Yes — buying fireworks online from a licensed UK retailer is fully legal for adults 18+. The retailer is required to verify your age at delivery (the courier or our delivery team will check ID), so you cannot complete the purchase without proving you’re over 18. Delivery is restricted to mainland UK addresses only; we do not deliver to Northern Ireland or the Channel Islands due to separate legal requirements there.
Do I need a licence to buy fireworks?
No. As a private consumer, you do not need a licence to buy F1, F2 or F3 fireworks. The retailer holds the licence to sell them. The exception is Category F4 — those can only be sold to licensed display professionals, and you would need a relevant qualification or professional licence before any retailer could legally sell them to you. For everything in our consumer range, no licence is required.
What ID do I need to buy fireworks?
Any government-issued photo ID showing your date of birth — a UK passport, full UK driving licence, or provisional driving licence are the most common. We are required by law to verify you are 18 or over before completing the sale. Online orders are verified at the point of delivery; in-store, ID is checked at the till. We will refuse the sale if ID cannot be produced or the photo doesn’t match the customer.
Can a 17-year-old buy fireworks?
No — not adult fireworks. The legal minimum age for buying F2 and F3 fireworks is 18. A 17-year-old can legally buy F1 fireworks (sparklers, party poppers, indoor fountains) from age 16, but cannot buy anything classed as an adult firework. It is also illegal for someone over 18 to buy fireworks on behalf of a person under 18 — this is known as a proxy purchase and carries its own penalty.
Can you buy fireworks all year round?
From a licensed all-year-licence retailer like us, yes — 365 days a year, online and in store. From a supermarket or seasonal pop-up, no — they almost always operate only within the four legal sale windows around Bonfire Night, New Year, Diwali, and Chinese New Year. That’s a function of which licence they hold, not the law restricting consumers. If a shop is open and stocked in March, they are operating legally under an all-year licence.
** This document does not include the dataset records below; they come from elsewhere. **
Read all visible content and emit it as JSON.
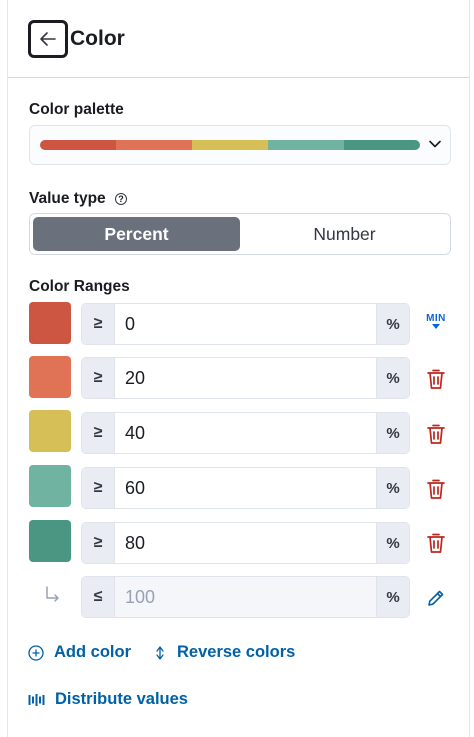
{
  "header": {
    "title": "Color"
  },
  "palette": {
    "label": "Color palette",
    "colors": [
      "#cc5642",
      "#e07256",
      "#d6bf57",
      "#6fb3a0",
      "#4a9683"
    ]
  },
  "value_type": {
    "label": "Value type",
    "options": [
      "Percent",
      "Number"
    ],
    "selected": "Percent"
  },
  "ranges": {
    "label": "Color Ranges",
    "rows": [
      {
        "color": "#cc5642",
        "op": "≥",
        "value": "0",
        "unit": "%",
        "action": "MIN"
      },
      {
        "color": "#e07256",
        "op": "≥",
        "value": "20",
        "unit": "%",
        "action": "delete"
      },
      {
        "color": "#d6bf57",
        "op": "≥",
        "value": "40",
        "unit": "%",
        "action": "delete"
      },
      {
        "color": "#6fb3a0",
        "op": "≥",
        "value": "60",
        "unit": "%",
        "action": "delete"
      },
      {
        "color": "#4a9683",
        "op": "≥",
        "value": "80",
        "unit": "%",
        "action": "delete"
      }
    ],
    "last": {
      "op": "≤",
      "value": "100",
      "unit": "%",
      "action": "edit"
    }
  },
  "actions": {
    "add_color": "Add color",
    "reverse_colors": "Reverse colors",
    "distribute_values": "Distribute values"
  },
  "colors": {
    "link": "#0061a6",
    "delete": "#bd271e",
    "min": "#0b64dd"
  }
}
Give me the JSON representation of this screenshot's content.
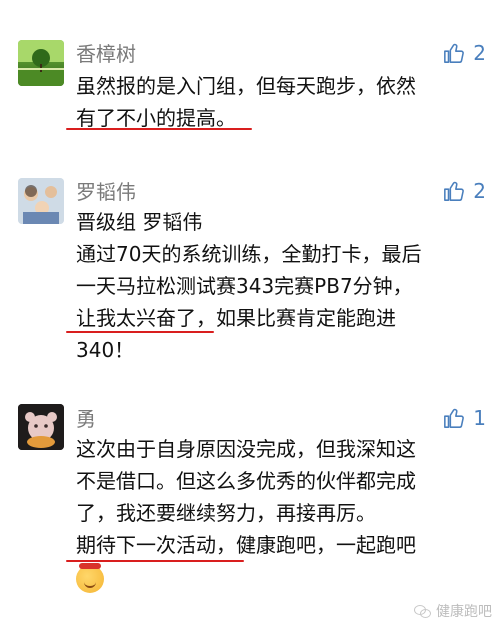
{
  "comments": [
    {
      "name": "香樟树",
      "likes": "2",
      "lines": [
        "虽然报的是入门组，但每天跑步，依然",
        "有了不小的提高。"
      ]
    },
    {
      "name": "罗韬伟",
      "likes": "2",
      "lines": [
        "晋级组 罗韬伟",
        "通过70天的系统训练，全勤打卡，最后",
        "一天马拉松测试赛343完赛PB7分钟，",
        "让我太兴奋了，如果比赛肯定能跑进",
        "340！"
      ]
    },
    {
      "name": "勇",
      "likes": "1",
      "lines": [
        "这次由于自身原因没完成，但我深知这",
        "不是借口。但这么多优秀的伙伴都完成",
        "了，我还要继续努力，再接再厉。",
        "期待下一次活动，健康跑吧，一起跑吧"
      ]
    }
  ],
  "watermark": "健康跑吧",
  "colors": {
    "underline": "#d91e1e",
    "like": "#4a7fbd",
    "name": "#7a7a7a"
  }
}
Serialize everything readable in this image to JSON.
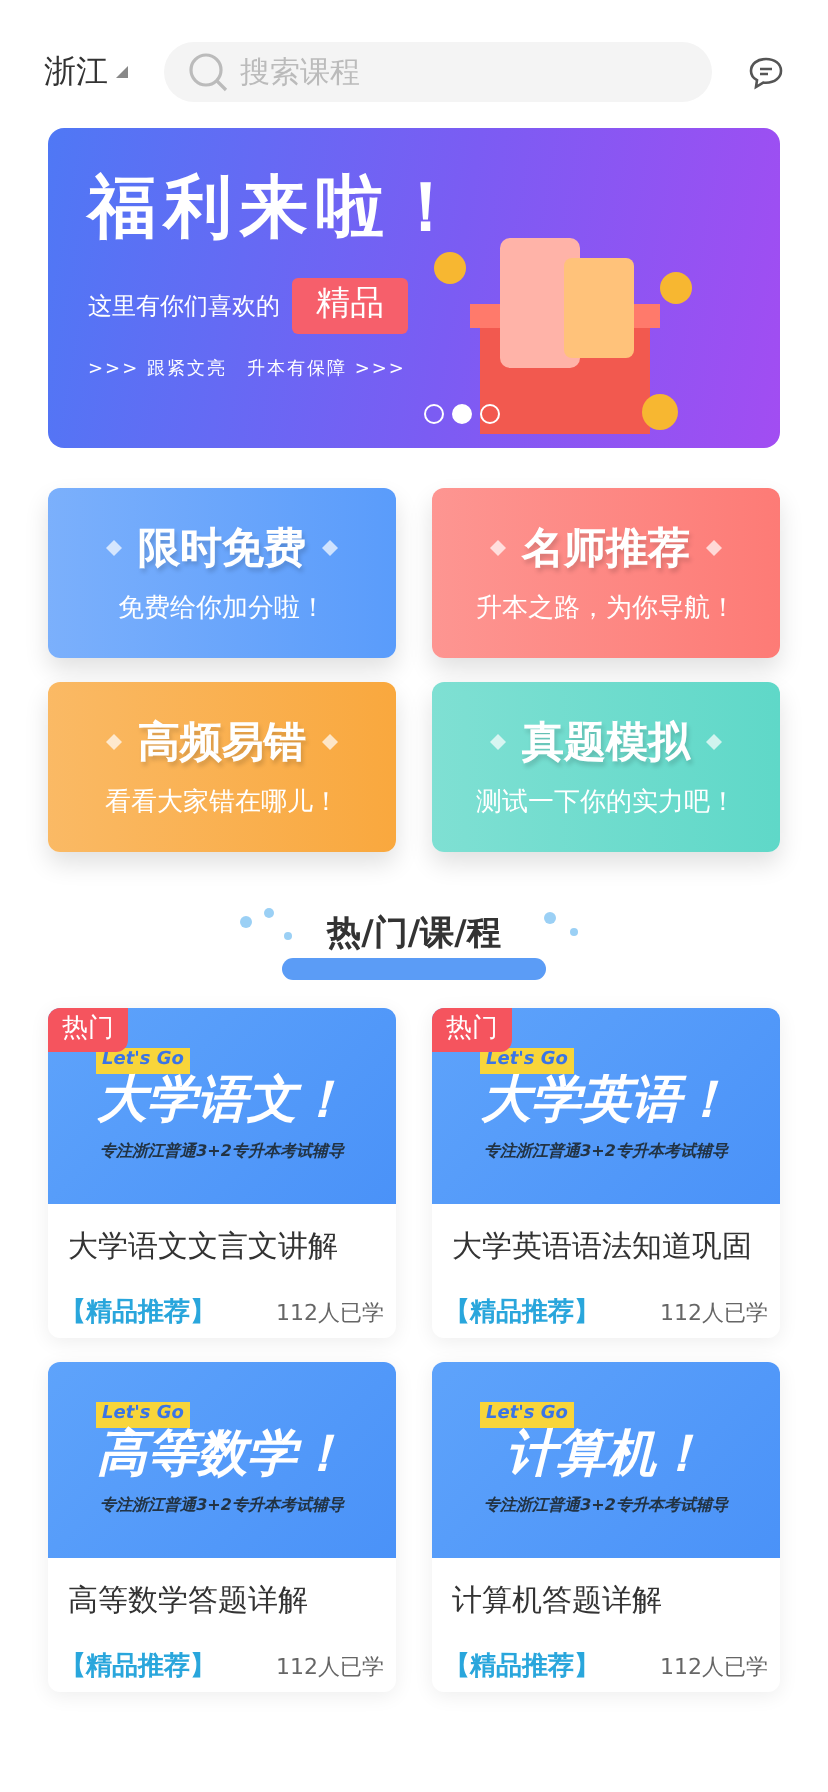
{
  "header": {
    "location": "浙江",
    "search": {
      "placeholder": "搜索课程"
    }
  },
  "banner": {
    "title": "福利来啦！",
    "subtitle": "这里有你们喜欢的",
    "highlight": "精品",
    "slogan": ">>> 跟紧文亮　升本有保障 >>>",
    "dots": [
      {
        "selected": false
      },
      {
        "selected": true
      },
      {
        "selected": false
      }
    ]
  },
  "features": [
    {
      "title": "限时免费",
      "subtitle": "免费给你加分啦！",
      "color": "#5a9cfb"
    },
    {
      "title": "名师推荐",
      "subtitle": "升本之路，为你导航！",
      "color": "#fd7b76"
    },
    {
      "title": "高频易错",
      "subtitle": "看看大家错在哪儿！",
      "color": "#f9a83e"
    },
    {
      "title": "真题模拟",
      "subtitle": "测试一下你的实力吧！",
      "color": "#5fd8c8"
    }
  ],
  "section_title": "热/门/课/程",
  "courses": [
    {
      "hot": true,
      "tag": "热门",
      "cover_badge": "Let's Go",
      "cover_title": "大学语文！",
      "cover_caption": "专注浙江普通3+2专升本考试辅导",
      "title": "大学语文文言文讲解",
      "label": "【精品推荐】",
      "learners": "112人已学"
    },
    {
      "hot": true,
      "tag": "热门",
      "cover_badge": "Let's Go",
      "cover_title": "大学英语！",
      "cover_caption": "专注浙江普通3+2专升本考试辅导",
      "title": "大学英语语法知道巩固",
      "label": "【精品推荐】",
      "learners": "112人已学"
    },
    {
      "hot": false,
      "cover_badge": "Let's Go",
      "cover_title": "高等数学！",
      "cover_caption": "专注浙江普通3+2专升本考试辅导",
      "title": "高等数学答题详解",
      "label": "【精品推荐】",
      "learners": "112人已学"
    },
    {
      "hot": false,
      "cover_badge": "Let's Go",
      "cover_title": "计算机！",
      "cover_caption": "专注浙江普通3+2专升本考试辅导",
      "title": "计算机答题详解",
      "label": "【精品推荐】",
      "learners": "112人已学"
    }
  ]
}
Are sparklers classed as fireworks under UK law?
Yes. Sparklers fall under Category F1 and are governed by the same Fireworks Regulations 2004 that cover larger fireworks. The buyer must be 16 or over for F1 (lower than the 18+ rule for F2 and F3). Sparklers reach around 1,000 degrees Celsius when lit — twice the temperature of boiling oil — so the law treats them with the same care as any other firework. Gloves are recommended, and one sparkler should be lit at a time per person.
What’s the difference between F2 and F3 fireworks?
F2 fireworks are designed for garden use — smaller, lower-noise, with shorter setback distances (typically 8 metres). F3 fireworks are display fireworks — larger, louder, with longer setback distances (typically 25 metres). Both are legal for an adult consumer to buy from a licensed retailer in the UK. The choice comes down to space: if your firing area is a small back garden, stay with F2. If you have a large garden, paddock, or farmland with room for proper setback, F3 unlocks bigger effects.
Can I be fined for setting off fireworks after 11pm?
Yes. Setting off fireworks during the 11pm-to-7am curfew (outside the four exception nights) can attract a £90 fixed penalty notice from the police or local council. Repeat offences, anti-social use, or use in a public place can escalate to court action with fines of up to £5,000 or, in extreme cases, custodial sentences. The simplest way to stay clean: start your display before 10pm so you’re comfortably finished before the curfew.